There are many analogies in the Bible, and even Jesus would frequently use them to help illustrate a profound spiritual truth.
Many of the saints followed Jesus' example and used their own analogies in hopes of encouraging the believers in their care.
St. Gregory Nazianzen provides one such analogy that can help us seek after peace in the midst of our anxiety.
Rocks vs. seashells
St. Francis de Sales relates St. Gregory's illustration in his Introduction to the Devout Life:
[E]verything in the world speaks silently but clearly to the lovers of God of their love, exciting them to holy desires, whence gush forth aspirations and loving cries to God.
St.
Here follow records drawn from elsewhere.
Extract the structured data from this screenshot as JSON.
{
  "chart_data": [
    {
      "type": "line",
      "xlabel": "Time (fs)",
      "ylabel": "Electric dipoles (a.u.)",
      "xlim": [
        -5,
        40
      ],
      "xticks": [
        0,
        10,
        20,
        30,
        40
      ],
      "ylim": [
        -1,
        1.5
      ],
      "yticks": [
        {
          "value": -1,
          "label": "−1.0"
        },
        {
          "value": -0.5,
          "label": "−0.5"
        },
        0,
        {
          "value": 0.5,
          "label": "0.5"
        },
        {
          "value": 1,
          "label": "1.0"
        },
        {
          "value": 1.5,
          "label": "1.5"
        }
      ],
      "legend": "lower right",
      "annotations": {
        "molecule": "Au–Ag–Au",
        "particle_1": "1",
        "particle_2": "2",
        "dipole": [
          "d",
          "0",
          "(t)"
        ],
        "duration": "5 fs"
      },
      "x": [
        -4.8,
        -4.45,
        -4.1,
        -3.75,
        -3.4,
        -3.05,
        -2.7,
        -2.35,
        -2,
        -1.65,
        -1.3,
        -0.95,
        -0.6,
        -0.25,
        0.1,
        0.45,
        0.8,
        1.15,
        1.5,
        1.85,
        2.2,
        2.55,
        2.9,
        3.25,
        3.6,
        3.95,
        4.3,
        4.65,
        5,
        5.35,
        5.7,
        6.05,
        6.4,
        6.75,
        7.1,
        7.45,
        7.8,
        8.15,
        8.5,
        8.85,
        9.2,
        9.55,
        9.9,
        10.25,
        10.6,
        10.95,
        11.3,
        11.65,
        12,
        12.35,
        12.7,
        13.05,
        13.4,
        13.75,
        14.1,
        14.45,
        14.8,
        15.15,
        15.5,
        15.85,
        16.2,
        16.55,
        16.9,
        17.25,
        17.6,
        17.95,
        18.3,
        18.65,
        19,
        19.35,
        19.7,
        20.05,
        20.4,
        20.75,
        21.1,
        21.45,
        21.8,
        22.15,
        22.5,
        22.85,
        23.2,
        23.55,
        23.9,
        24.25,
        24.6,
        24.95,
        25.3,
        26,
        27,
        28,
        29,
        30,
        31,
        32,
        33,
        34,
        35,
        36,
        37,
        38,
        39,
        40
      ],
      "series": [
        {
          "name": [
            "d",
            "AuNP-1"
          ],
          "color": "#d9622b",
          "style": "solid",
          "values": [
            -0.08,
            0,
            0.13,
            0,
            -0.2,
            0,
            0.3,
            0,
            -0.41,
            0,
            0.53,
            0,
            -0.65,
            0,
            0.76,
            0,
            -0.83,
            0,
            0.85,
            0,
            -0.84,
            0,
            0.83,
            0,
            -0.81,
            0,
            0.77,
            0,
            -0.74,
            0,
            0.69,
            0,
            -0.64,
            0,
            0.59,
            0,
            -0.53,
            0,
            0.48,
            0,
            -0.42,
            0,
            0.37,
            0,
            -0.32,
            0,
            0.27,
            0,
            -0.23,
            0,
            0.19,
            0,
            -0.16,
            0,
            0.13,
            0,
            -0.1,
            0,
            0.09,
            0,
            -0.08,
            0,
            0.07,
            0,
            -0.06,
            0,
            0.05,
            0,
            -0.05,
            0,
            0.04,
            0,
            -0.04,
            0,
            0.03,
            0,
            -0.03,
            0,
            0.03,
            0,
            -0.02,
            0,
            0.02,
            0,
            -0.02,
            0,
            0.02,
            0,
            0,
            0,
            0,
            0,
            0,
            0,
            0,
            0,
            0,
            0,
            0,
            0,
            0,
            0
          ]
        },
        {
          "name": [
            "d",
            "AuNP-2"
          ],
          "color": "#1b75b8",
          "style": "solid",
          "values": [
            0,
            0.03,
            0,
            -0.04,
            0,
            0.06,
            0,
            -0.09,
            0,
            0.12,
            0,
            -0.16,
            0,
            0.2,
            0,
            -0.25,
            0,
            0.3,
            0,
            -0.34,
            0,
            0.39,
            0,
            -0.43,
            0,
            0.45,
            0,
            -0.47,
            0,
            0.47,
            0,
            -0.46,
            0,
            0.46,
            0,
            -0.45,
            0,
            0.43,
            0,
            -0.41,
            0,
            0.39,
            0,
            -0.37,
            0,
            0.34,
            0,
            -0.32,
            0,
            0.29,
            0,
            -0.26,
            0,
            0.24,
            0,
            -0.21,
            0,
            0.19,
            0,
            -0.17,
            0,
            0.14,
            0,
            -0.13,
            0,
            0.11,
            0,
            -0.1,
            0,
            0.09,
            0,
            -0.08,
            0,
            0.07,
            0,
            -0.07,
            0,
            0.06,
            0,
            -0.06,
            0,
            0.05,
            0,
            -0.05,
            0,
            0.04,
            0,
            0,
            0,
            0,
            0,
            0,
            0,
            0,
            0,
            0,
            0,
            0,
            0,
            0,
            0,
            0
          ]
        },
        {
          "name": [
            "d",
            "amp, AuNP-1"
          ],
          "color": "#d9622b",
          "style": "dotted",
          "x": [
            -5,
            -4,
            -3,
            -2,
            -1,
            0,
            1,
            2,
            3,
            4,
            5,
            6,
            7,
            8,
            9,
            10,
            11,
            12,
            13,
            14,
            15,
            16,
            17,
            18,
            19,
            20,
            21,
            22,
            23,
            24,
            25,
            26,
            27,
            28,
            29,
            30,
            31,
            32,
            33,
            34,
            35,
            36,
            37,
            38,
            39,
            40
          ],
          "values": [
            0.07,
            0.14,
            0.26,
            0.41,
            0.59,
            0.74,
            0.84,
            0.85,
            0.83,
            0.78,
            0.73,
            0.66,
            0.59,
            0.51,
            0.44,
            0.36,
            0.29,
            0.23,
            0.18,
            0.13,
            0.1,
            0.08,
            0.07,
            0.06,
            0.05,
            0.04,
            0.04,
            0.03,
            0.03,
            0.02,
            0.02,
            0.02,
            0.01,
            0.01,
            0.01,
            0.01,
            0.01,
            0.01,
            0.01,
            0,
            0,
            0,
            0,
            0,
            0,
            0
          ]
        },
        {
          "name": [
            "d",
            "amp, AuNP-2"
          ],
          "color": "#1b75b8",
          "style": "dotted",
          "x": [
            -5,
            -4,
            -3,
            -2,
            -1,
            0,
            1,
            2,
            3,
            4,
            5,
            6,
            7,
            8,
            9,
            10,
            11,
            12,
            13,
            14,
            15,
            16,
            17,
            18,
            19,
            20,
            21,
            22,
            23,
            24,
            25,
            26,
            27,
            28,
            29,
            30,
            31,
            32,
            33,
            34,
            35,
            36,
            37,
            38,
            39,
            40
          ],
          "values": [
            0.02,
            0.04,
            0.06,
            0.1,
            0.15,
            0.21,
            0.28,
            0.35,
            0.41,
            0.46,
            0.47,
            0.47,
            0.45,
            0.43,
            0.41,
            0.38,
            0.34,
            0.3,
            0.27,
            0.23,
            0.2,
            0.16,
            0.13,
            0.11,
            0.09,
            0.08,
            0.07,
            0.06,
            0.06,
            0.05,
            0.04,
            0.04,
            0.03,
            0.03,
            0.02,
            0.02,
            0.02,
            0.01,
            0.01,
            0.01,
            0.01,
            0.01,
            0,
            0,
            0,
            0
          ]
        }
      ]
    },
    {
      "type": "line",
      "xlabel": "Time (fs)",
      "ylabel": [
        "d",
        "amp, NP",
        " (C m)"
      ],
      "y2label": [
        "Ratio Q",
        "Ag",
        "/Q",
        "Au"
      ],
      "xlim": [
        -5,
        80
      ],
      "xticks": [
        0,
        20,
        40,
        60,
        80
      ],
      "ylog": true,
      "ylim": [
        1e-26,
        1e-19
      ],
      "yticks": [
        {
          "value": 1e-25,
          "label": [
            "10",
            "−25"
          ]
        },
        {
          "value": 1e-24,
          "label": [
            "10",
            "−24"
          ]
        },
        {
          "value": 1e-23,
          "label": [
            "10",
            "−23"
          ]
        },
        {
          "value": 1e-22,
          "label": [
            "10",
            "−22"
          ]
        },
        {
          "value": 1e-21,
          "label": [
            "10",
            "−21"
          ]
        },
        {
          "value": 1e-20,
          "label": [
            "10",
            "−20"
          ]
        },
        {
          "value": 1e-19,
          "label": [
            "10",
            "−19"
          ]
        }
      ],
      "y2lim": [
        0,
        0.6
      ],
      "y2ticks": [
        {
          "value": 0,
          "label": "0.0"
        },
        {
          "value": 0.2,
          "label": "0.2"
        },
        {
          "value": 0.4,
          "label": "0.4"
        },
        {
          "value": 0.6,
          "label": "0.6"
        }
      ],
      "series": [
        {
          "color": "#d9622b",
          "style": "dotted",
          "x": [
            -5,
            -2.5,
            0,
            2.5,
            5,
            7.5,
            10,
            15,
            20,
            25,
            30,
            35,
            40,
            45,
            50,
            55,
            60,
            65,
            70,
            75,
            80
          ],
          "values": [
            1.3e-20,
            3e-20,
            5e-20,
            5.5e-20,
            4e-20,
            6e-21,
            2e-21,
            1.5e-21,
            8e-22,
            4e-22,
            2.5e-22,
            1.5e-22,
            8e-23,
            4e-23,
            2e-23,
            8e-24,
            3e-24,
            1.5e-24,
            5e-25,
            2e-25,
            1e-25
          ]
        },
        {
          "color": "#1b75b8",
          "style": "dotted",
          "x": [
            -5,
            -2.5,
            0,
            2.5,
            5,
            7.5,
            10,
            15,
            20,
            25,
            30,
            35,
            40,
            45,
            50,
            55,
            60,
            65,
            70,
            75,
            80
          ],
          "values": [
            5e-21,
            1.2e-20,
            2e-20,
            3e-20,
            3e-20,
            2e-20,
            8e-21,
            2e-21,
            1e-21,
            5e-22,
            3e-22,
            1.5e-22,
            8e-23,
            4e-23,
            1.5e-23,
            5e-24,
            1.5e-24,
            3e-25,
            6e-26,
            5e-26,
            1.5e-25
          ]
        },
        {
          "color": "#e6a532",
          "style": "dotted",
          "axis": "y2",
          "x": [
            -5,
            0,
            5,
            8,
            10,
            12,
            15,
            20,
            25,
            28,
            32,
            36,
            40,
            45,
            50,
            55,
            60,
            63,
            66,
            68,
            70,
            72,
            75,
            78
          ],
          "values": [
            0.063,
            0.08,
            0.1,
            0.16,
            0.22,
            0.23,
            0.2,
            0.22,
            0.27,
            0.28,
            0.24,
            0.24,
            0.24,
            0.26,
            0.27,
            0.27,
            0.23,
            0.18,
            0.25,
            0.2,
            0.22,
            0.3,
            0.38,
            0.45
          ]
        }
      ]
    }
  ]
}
Gregory Nazianzen tells his flock, how, walking along the seashore, he watched the waves as they washed up shells and sea weeds, and all manner of small substances, which seemed, as it were, rejected by the sea, until a return wave would often wash part thereof back again; while the rocks remained firm and immoveable, let the waves beat against them never so fiercely.
The saint then explains the significance of this image:
And then the saint went on to reflect that feeble hearts let themselves be carried hither and thither by the varying waves of sorrow or consolation, as the case might be, like the shells upon the seashore, while those of a nobler mold abide firm and immoveable amid every storm;—whence he breaks out into David’s cry, “Lord, save me, for the waters are gone over my soul; deliver me from the great deep, all Thy waves and storms are gone over me;” for he was himself then in trouble by reason of the ungodly usurpation of his See by Maximus.
The analogy used by St. Gregory is reminiscent of Jesus' parable of the house built on sand.
In many ways the message is the same: plant yourself firmly on the rock of Jesus Christ.
Whenever we feel buffeted by the waves of this world, we need to remember that only the rock of Jesus Christ can save us from perishing.
St. Gregory knew this as well, which is why he cried out, "Lord, save me, for the waters are gone over my soul; deliver me from the great deep."
There is no getting around the storms of this life, but what we can control is how we react to them, not letting ourselves be tossed away like a seashell into the even greater storms at sea.